Trendysomething in SoMo
The perks of being a media personality are endless: Unobserved use of the CultureMap jet, creepy e-mails from waiters, unbridled access to CultureMap promo hand sanitizer bottles. But I think it all peaked on Saturday night, when I served as a guest judge for the Texas Vodka Throwdown.
When asked to represent our daily digital magazine at the competition, I was thrilled. The honor of repping the Map, the appeal of drinking free vodka, and deciding the fate of distilleries was all so enticing.
Arriving at the Caroline Collective, I found an event organizer, who placed his hands on my shoulders, stared deeply into my eyes, and declared, "Thank you. Thank you so, so much."
Explaining how pleased I was to help out (the whole bash was also a food drive and fundraiser for Houston Food Bank), I made my way to the main room. What I assumed would be a reception gallery had more of the environment of a sauna. Air conditioning was not present that night, but I refused to lose my enthusiasm, making way for my seat at the judges table.
Except that there was no seat. But there was a table, which did have space to stand behind. And so I stood.
And stood. And stood.
"Is this event really running a half hour late?" I thought to myself, concluding that the heat must be getting to me.
Then, one of those devastating native Houstonian moments arrived — a vaguely estranged acquaintance recognizes you in public, leading to a fairly formulaic conversation.
"Oh my God how are you?!"
"Oh my God what are you up to?!"
This sequence of three sentences can be repeated up to three times in order to avoid conversation (the formula is called "I never liked you3.") Luckily, this was a legitimate crazy who wasted no time in spreading gossip and squashing rumors that had been surrounding her for much time.

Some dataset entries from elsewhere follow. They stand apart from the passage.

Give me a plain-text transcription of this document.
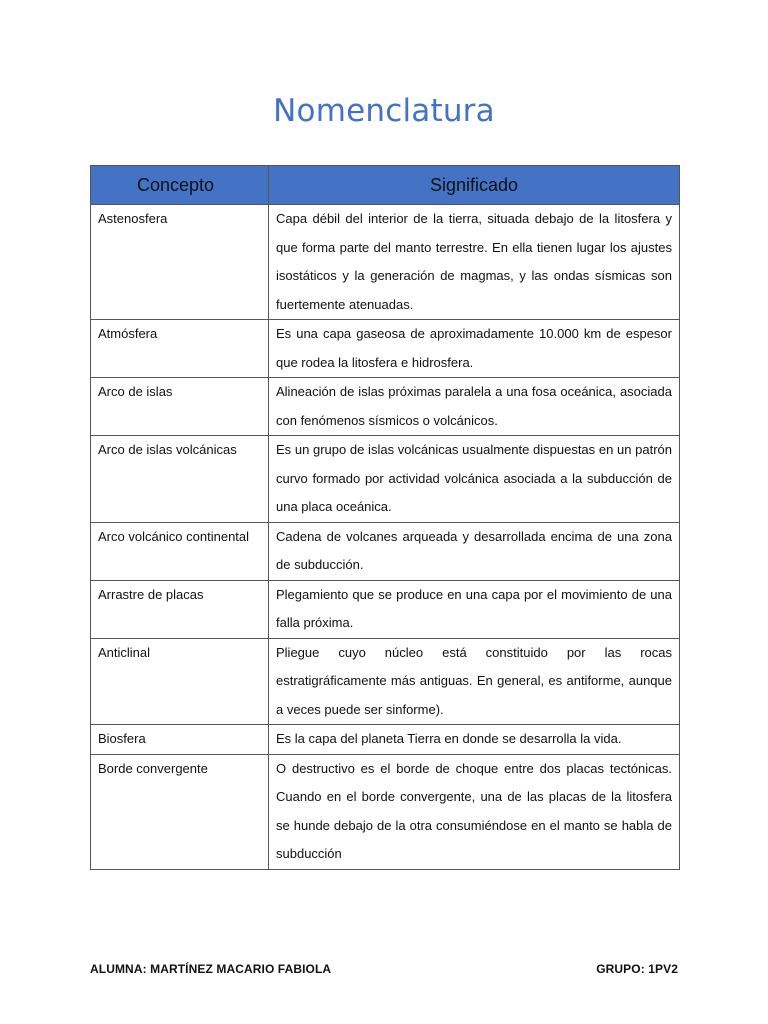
Nomenclatura
Concepto	Significado
Astenosfera	Capa débil del interior de la tierra, situada debajo de la litosfera y que forma parte del manto terrestre. En ella tienen lugar los ajustes isostáticos y la generación de magmas, y las ondas sísmicas son fuertemente atenuadas.
Atmósfera	Es una capa gaseosa de aproximadamente 10.000 km de espesor que rodea la litosfera e hidrosfera.
Arco de islas	Alineación de islas próximas paralela a una fosa oceánica, asociada con fenómenos sísmicos o volcánicos.
Arco de islas volcánicas	Es un grupo de islas volcánicas usualmente dispuestas en un patrón curvo formado por actividad volcánica asociada a la subducción de una placa oceánica.
Arco volcánico continental	Cadena de volcanes arqueada y desarrollada encima de una zona de subducción.
Arrastre de placas	Plegamiento que se produce en una capa por el movimiento de una falla próxima.
Anticlinal	Pliegue cuyo núcleo está constituido por las rocas estratigráficamente más antiguas. En general, es antiforme, aunque a veces puede ser sinforme).
Biosfera	Es la capa del planeta Tierra en donde se desarrolla la vida.
Borde convergente	O destructivo es el borde de choque entre dos placas tectónicas. Cuando en el borde convergente, una de las placas de la litosfera se hunde debajo de la otra consumiéndose en el manto se habla de subducción
ALUMNA: MARTÍNEZ MACARIO FABIOLA	GRUPO: 1PV2
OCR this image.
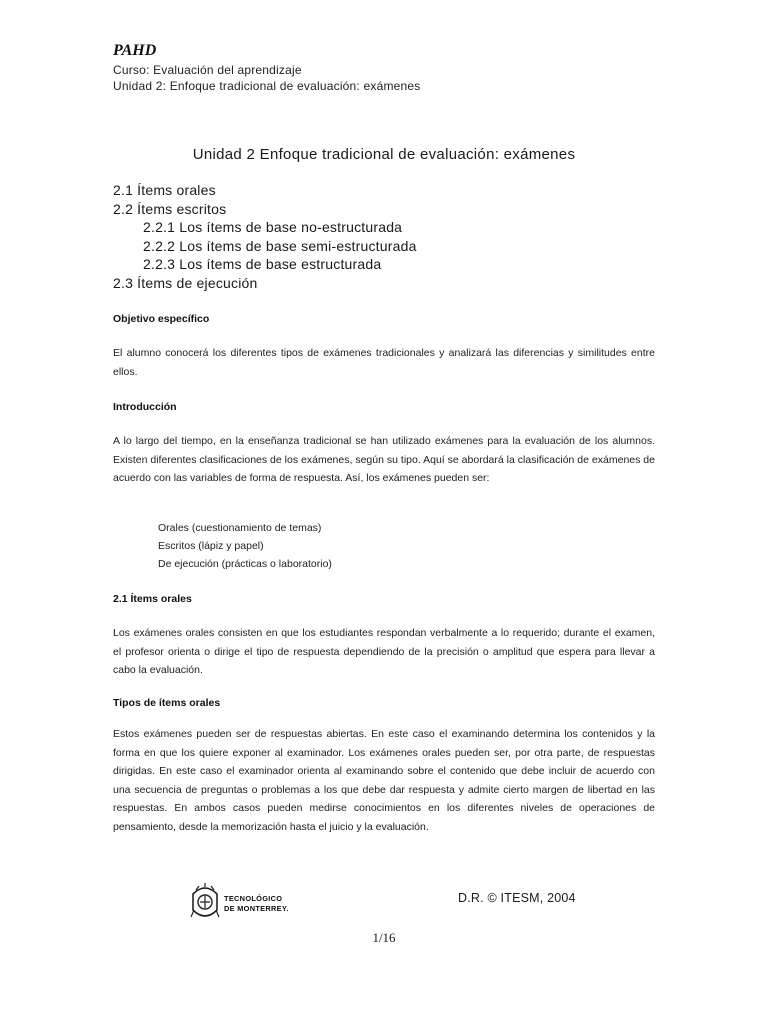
PAHD
Curso: Evaluación del aprendizaje
Unidad 2: Enfoque tradicional de evaluación: exámenes
Unidad 2 Enfoque tradicional de evaluación: exámenes
2.1 Ítems orales
2.2 Ítems escritos
2.2.1 Los ítems de base no-estructurada
2.2.2 Los ítems de base semi-estructurada
2.2.3 Los ítems de base estructurada
2.3 Ítems de ejecución
Objetivo específico

El alumno conocerá los diferentes tipos de exámenes tradicionales y analizará las diferencias y similitudes entre ellos.

Introducción

A lo largo del tiempo, en la enseñanza tradicional se han utilizado exámenes para la evaluación de los alumnos. Existen diferentes clasificaciones de los exámenes, según su tipo. Aquí se abordará la clasificación de exámenes de acuerdo con las variables de forma de respuesta. Así, los exámenes pueden ser:

Orales (cuestionamiento de temas)
Escritos (lápiz y papel)
De ejecución (prácticas o laboratorio)
2.1 Ítems orales

Los exámenes orales consisten en que los estudiantes respondan verbalmente a lo requerido; durante el examen, el profesor orienta o dirige el tipo de respuesta dependiendo de la precisión o amplitud que espera para llevar a cabo la evaluación.

Tipos de ítems orales

Estos exámenes pueden ser de respuestas abiertas. En este caso el examinando determina los contenidos y la forma en que los quiere exponer al examinador. Los exámenes orales pueden ser, por otra parte, de respuestas dirigidas. En este caso el examinador orienta al examinando sobre el contenido que debe incluir de acuerdo con una secuencia de preguntas o problemas a los que debe dar respuesta y admite cierto margen de libertad en las respuestas. En ambos casos pueden medirse conocimientos en los diferentes niveles de operaciones de pensamiento, desde la memorización hasta el juicio y la evaluación.

TECNOLÓGICO
DE MONTERREY.
D.R. © ITESM, 2004
1/16
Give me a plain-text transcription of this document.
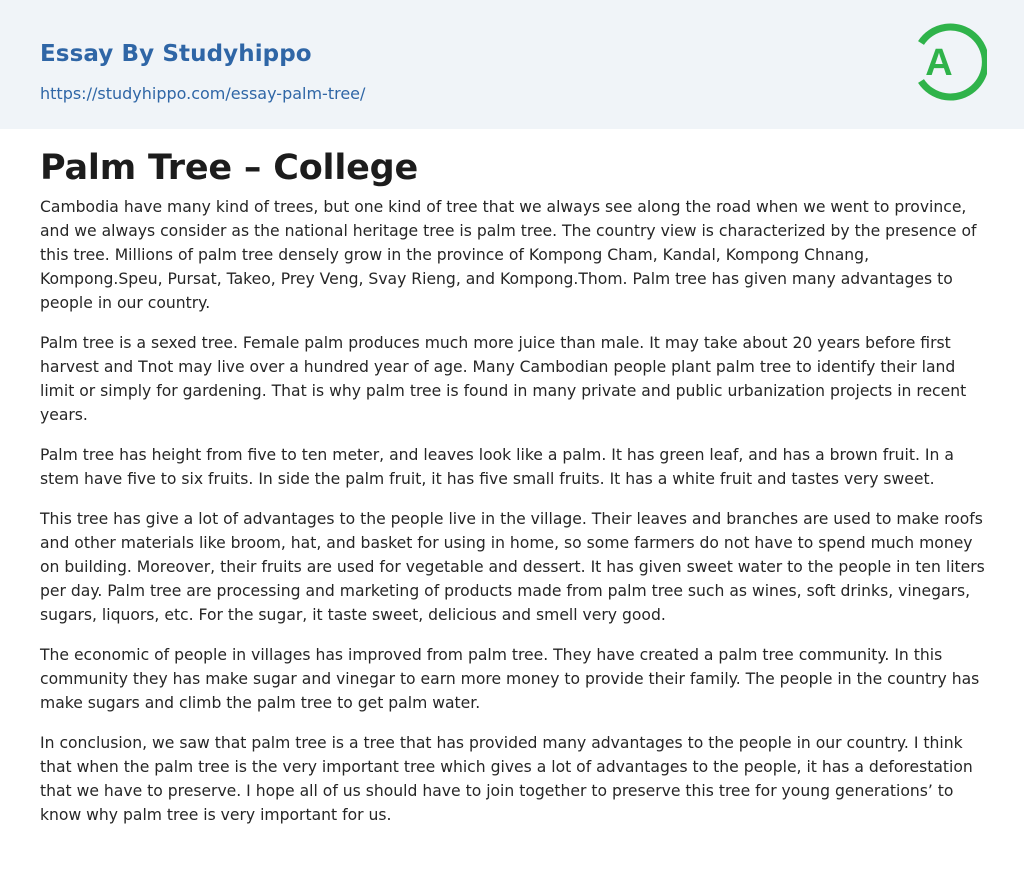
Essay By Studyhippo
https://studyhippo.com/essay-palm-tree/
A
Palm Tree – College

Cambodia have many kind of trees, but one kind of tree that we always see along the road when we went to province, and we always consider as the national heritage tree is palm tree. The country view is characterized by the presence of this tree. Millions of palm tree densely grow in the province of Kompong Cham, Kandal, Kompong Chnang, Kompong.Speu, Pursat, Takeo, Prey Veng, Svay Rieng, and Kompong.Thom. Palm tree has given many advantages to people in our country.

Palm tree is a sexed tree. Female palm produces much more juice than male. It may take about 20 years before first harvest and Tnot may live over a hundred year of age. Many Cambodian people plant palm tree to identify their land limit or simply for gardening. That is why palm tree is found in many private and public urbanization projects in recent years.

Palm tree has height from five to ten meter, and leaves look like a palm. It has green leaf, and has a brown fruit. In a stem have five to six fruits. In side the palm fruit, it has five small fruits. It has a white fruit and tastes very sweet.

This tree has give a lot of advantages to the people live in the village. Their leaves and branches are used to make roofs and other materials like broom, hat, and basket for using in home, so some farmers do not have to spend much money on building. Moreover, their fruits are used for vegetable and dessert. It has given sweet water to the people in ten liters per day. Palm tree are processing and marketing of products made from palm tree such as wines, soft drinks, vinegars, sugars, liquors, etc. For the sugar, it taste sweet, delicious and smell very good.

The economic of people in villages has improved from palm tree. They have created a palm tree community. In this community they has make sugar and vinegar to earn more money to provide their family. The people in the country has make sugars and climb the palm tree to get palm water.

In conclusion, we saw that palm tree is a tree that has provided many advantages to the people in our country. I think that when the palm tree is the very important tree which gives a lot of advantages to the people, it has a deforestation that we have to preserve. I hope all of us should have to join together to preserve this tree for young generations’ to know why palm tree is very important for us.
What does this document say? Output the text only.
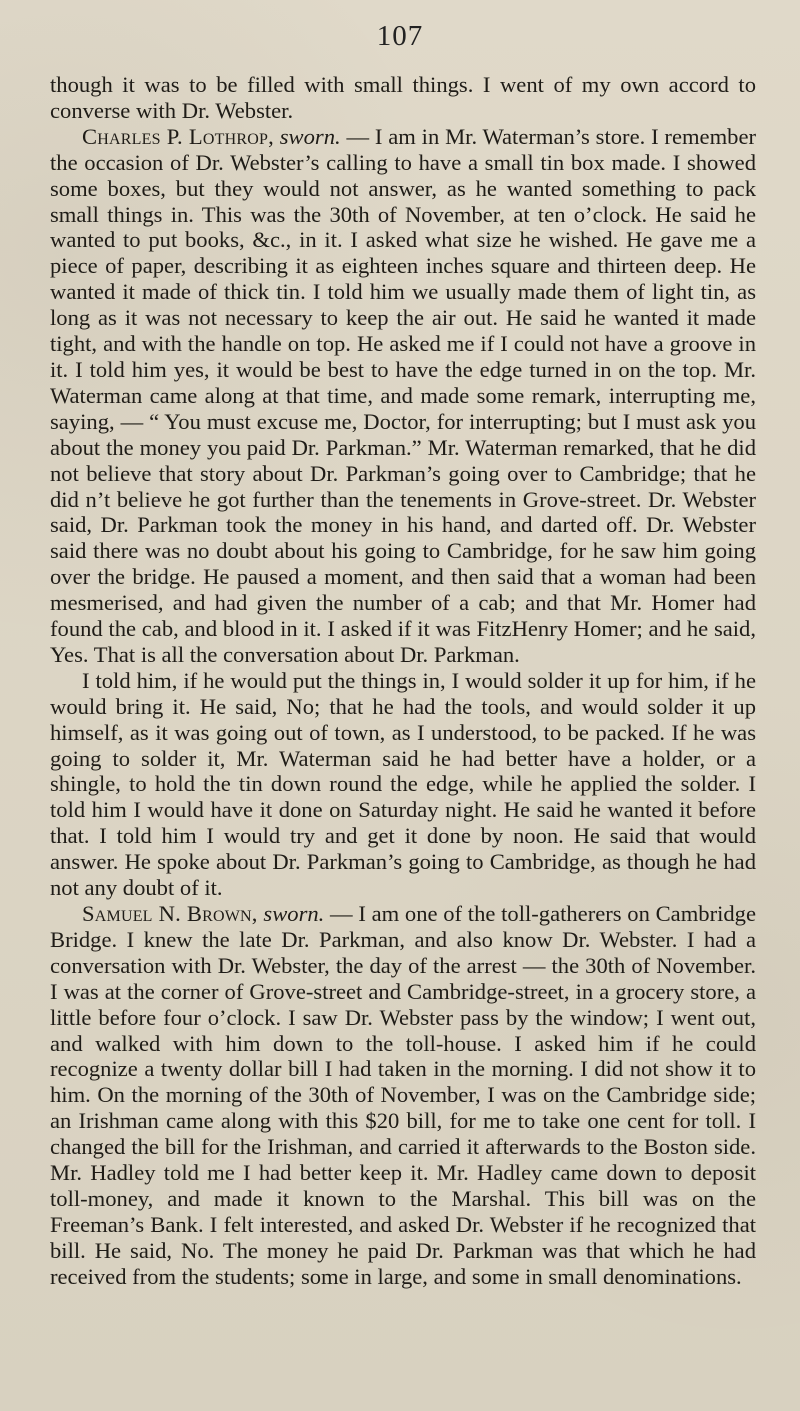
107

though it was to be filled with small things. I went of my own accord to converse with Dr. Webster.

Charles P. Lothrop, sworn. — I am in Mr. Waterman’s store. I remember the occasion of Dr. Webster’s calling to have a small tin box made. I showed some boxes, but they would not answer, as he wanted something to pack small things in. This was the 30th of November, at ten o’clock. He said he wanted to put books, &c., in it. I asked what size he wished. He gave me a piece of paper, describing it as eighteen inches square and thirteen deep. He wanted it made of thick tin. I told him we usually made them of light tin, as long as it was not necessary to keep the air out. He said he wanted it made tight, and with the handle on top. He asked me if I could not have a groove in it. I told him yes, it would be best to have the edge turned in on the top. Mr. Waterman came along at that time, and made some remark, interrupting me, saying, — “ You must excuse me, Doctor, for interrupting; but I must ask you about the money you paid Dr. Parkman.” Mr. Waterman remarked, that he did not believe that story about Dr. Parkman’s going over to Cambridge; that he did n’t believe he got further than the tenements in Grove-street. Dr. Webster said, Dr. Parkman took the money in his hand, and darted off. Dr. Webster said there was no doubt about his going to Cambridge, for he saw him going over the bridge. He paused a moment, and then said that a woman had been mesmerised, and had given the number of a cab; and that Mr. Homer had found the cab, and blood in it. I asked if it was FitzHenry Homer; and he said, Yes. That is all the conversation about Dr. Parkman.

I told him, if he would put the things in, I would solder it up for him, if he would bring it. He said, No; that he had the tools, and would solder it up himself, as it was going out of town, as I understood, to be packed. If he was going to solder it, Mr. Waterman said he had better have a holder, or a shingle, to hold the tin down round the edge, while he applied the solder. I told him I would have it done on Saturday night. He said he wanted it before that. I told him I would try and get it done by noon. He said that would answer. He spoke about Dr. Parkman’s going to Cambridge, as though he had not any doubt of it.

Samuel N. Brown, sworn. — I am one of the toll-gatherers on Cambridge Bridge. I knew the late Dr. Parkman, and also know Dr. Webster. I had a conversation with Dr. Webster, the day of the arrest — the 30th of November. I was at the corner of Grove-street and Cambridge-street, in a grocery store, a little before four o’clock. I saw Dr. Webster pass by the window; I went out, and walked with him down to the toll-house. I asked him if he could recognize a twenty dollar bill I had taken in the morning. I did not show it to him. On the morning of the 30th of November, I was on the Cambridge side; an Irishman came along with this $20 bill, for me to take one cent for toll. I changed the bill for the Irishman, and carried it afterwards to the Boston side. Mr. Hadley told me I had better keep it. Mr. Hadley came down to deposit toll-money, and made it known to the Marshal. This bill was on the Freeman’s Bank. I felt interested, and asked Dr. Webster if he recognized that bill. He said, No. The money he paid Dr. Parkman was that which he had received from the students; some in large, and some in small denominations.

Stuck behind the table, I was forced to stop her mid-sentence with a, "It was so great to see you!" while waving, "Goodbye/Go Away."
I could sense movement by the event organizers, who proceeded to explain to the 10-odd judges what would be involved: Sampling seven brands of vodka, labelled only by number, followed by a vote for our favorite.
Before the first pour, the judging kick-off was announced. Somehow, the judges were not announced by name — an honest mistake, and probably an unnecessary nicety.
Raising the Jell-O-shot-shaped cup to my face, I detected a bitter bouquet. As the first drop hit my tongue, all I could think was, "No." Regardless of the awful taste (for the record, No. 1 did taste the worst), the liquor was warm. There is no excuse for vodka not to be served on ice.
I reasoned that perhaps room temperature might be preferable, to allow the vodka's subtleties to shine through. But that evening, room temperature was in the upper 90s. Better still, we were provided with gallons of warm, generic-brand distilled water to cleanse the palate.
Now I understood the overwhelming thanks I'd been served not so long ago.
I winced through six more tastes, followed by two sick samples of sweet tea-flavored vodka. My stomach began to churn (don't worry, I didn't end up on VomitMap until later), and I began to wonder with increasing frequency, "When will this be over?"
Finally, a winner was announced (shockingly, not my choice). I made my escape as soon as possible and drove the quick commute to the Wheeler St. Jack in the Box for some highly necessary curly fries (which would be revisited three hours later in a toilet at Gravitas).
Driving home, I got to thinking about the evening's brush with fame:
Did I gain status as a local personality? Doubtfully.
Did I lose any money? Yes, those curly fries were $2.49.
Did I learn anything? Don't eat curly fries too quickly.
I already knew that warm vodka is a no-no.